There are numerous strategies that have been studied and employed to help avoid overconfidence in scientific judgments. However, the IPCC and particularly the NCA introduces systemic bias through the assessment process, including consensus seeking.
As a community, we need to do better — a LOT better. The IPCC actually reflects on these issues in terms of carefully considering uncertainty guidance and selection of a relatively diverse group of authors, although the core problems still remain. The NCA appears not to reflect on any of this, resulting in a document with poorly justified and overconfident conclusions.
Climate change is a very serious issue — depending on your perspective, there will be much future loss and damage from either climate change itself or from the policies designed to prevent climate change.
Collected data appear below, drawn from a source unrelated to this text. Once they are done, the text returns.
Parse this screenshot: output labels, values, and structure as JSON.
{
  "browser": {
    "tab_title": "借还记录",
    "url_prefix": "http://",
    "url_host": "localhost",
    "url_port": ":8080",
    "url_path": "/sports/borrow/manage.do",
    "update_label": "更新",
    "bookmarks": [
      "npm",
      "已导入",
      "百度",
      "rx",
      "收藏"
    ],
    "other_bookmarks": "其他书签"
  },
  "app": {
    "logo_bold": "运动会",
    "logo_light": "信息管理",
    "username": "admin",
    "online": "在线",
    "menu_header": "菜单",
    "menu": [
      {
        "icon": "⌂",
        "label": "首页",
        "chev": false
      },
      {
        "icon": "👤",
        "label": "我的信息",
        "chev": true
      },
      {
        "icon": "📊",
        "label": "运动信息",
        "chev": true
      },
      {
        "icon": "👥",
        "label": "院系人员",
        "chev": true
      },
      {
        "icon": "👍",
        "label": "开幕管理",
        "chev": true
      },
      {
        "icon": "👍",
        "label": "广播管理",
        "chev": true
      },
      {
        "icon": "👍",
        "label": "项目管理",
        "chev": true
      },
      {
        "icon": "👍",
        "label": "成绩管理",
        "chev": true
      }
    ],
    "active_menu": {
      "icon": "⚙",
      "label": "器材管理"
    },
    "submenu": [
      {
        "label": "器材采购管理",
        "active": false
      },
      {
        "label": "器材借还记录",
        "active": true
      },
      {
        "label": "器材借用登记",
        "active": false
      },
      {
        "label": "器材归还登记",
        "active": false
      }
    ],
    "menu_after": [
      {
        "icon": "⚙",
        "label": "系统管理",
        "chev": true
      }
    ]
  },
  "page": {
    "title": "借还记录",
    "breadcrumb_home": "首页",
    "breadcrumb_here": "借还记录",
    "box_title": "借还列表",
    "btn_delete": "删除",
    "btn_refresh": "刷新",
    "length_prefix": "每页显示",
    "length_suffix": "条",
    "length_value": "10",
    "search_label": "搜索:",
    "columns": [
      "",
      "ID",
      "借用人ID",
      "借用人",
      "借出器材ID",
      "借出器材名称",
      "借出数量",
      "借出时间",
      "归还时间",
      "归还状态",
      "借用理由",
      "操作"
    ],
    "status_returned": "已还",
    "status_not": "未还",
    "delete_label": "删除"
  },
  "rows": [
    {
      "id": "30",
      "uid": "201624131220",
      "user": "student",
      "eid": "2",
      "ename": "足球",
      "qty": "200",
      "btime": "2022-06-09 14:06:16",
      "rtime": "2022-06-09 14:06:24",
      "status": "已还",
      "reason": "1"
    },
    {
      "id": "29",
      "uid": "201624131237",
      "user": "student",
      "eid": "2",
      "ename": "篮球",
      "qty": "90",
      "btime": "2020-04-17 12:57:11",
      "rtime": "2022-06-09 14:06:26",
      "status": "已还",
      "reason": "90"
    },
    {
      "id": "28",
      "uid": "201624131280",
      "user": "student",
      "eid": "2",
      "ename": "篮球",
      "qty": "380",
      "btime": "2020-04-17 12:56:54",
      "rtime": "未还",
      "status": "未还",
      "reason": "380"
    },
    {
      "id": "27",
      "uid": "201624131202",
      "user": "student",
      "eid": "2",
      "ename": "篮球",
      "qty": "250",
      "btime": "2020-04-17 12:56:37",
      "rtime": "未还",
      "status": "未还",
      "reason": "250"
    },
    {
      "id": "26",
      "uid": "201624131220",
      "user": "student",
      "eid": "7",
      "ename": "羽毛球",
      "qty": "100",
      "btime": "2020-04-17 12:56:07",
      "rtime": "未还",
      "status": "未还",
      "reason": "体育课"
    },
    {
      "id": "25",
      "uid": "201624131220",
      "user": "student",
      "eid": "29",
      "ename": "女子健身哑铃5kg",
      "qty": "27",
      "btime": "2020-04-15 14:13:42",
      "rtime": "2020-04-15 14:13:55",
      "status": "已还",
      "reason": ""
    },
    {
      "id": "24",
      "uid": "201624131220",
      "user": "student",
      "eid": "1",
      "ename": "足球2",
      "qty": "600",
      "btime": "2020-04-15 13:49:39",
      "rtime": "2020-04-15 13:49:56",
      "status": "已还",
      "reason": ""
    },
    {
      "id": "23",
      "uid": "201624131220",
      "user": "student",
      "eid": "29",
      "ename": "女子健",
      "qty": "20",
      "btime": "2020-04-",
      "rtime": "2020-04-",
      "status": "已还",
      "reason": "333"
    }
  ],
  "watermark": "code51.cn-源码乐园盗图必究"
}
Not only do we need to think harder and more carefully about this, but we need to think better, with better ways justifying our arguments and assessing uncertainty, confidence and ignorance.
Sub-personal biases are unavoidable, although as scientists we should work hard to be aware and try to overcome these biases. Multiple scientists with different perspectives can be a big help, but it doesn’t help if you assign a group of ‘pals’ to do the assessment. The issue of systemic bias introduced by institutional constraints and guidelines is of greatest concern.
The task of synthesis and assessment is an important one, and it requires some different skills than a researcher pursuing a narrow research problem. First and foremost, the assessors need to do their homework and read tons of papers, consider multiple perspectives, understand sources of and reasons for disagreement, play ‘devils advocate’, and ask ‘how could we be wrong?’
Instead, what we see in at least some of the sections of the NCA4 is bootstrapping on previous assessments and then inflating the confidence without justification.
More to come, stay tuned.
Moderation note: this is a technical thread, and I am requesting that comments focus on
- the general overconfidence issue
- additional examples (with documentation) of unjustified, overconfident conclusions (e.g. relative to the AR5)
I am focusing on Vol 1 here, since Vol 2 is contingent on the conclusions from Vol 1. General comments about the NCA4 can be made on the week in review or new year thread. Thanks in advance for your comments.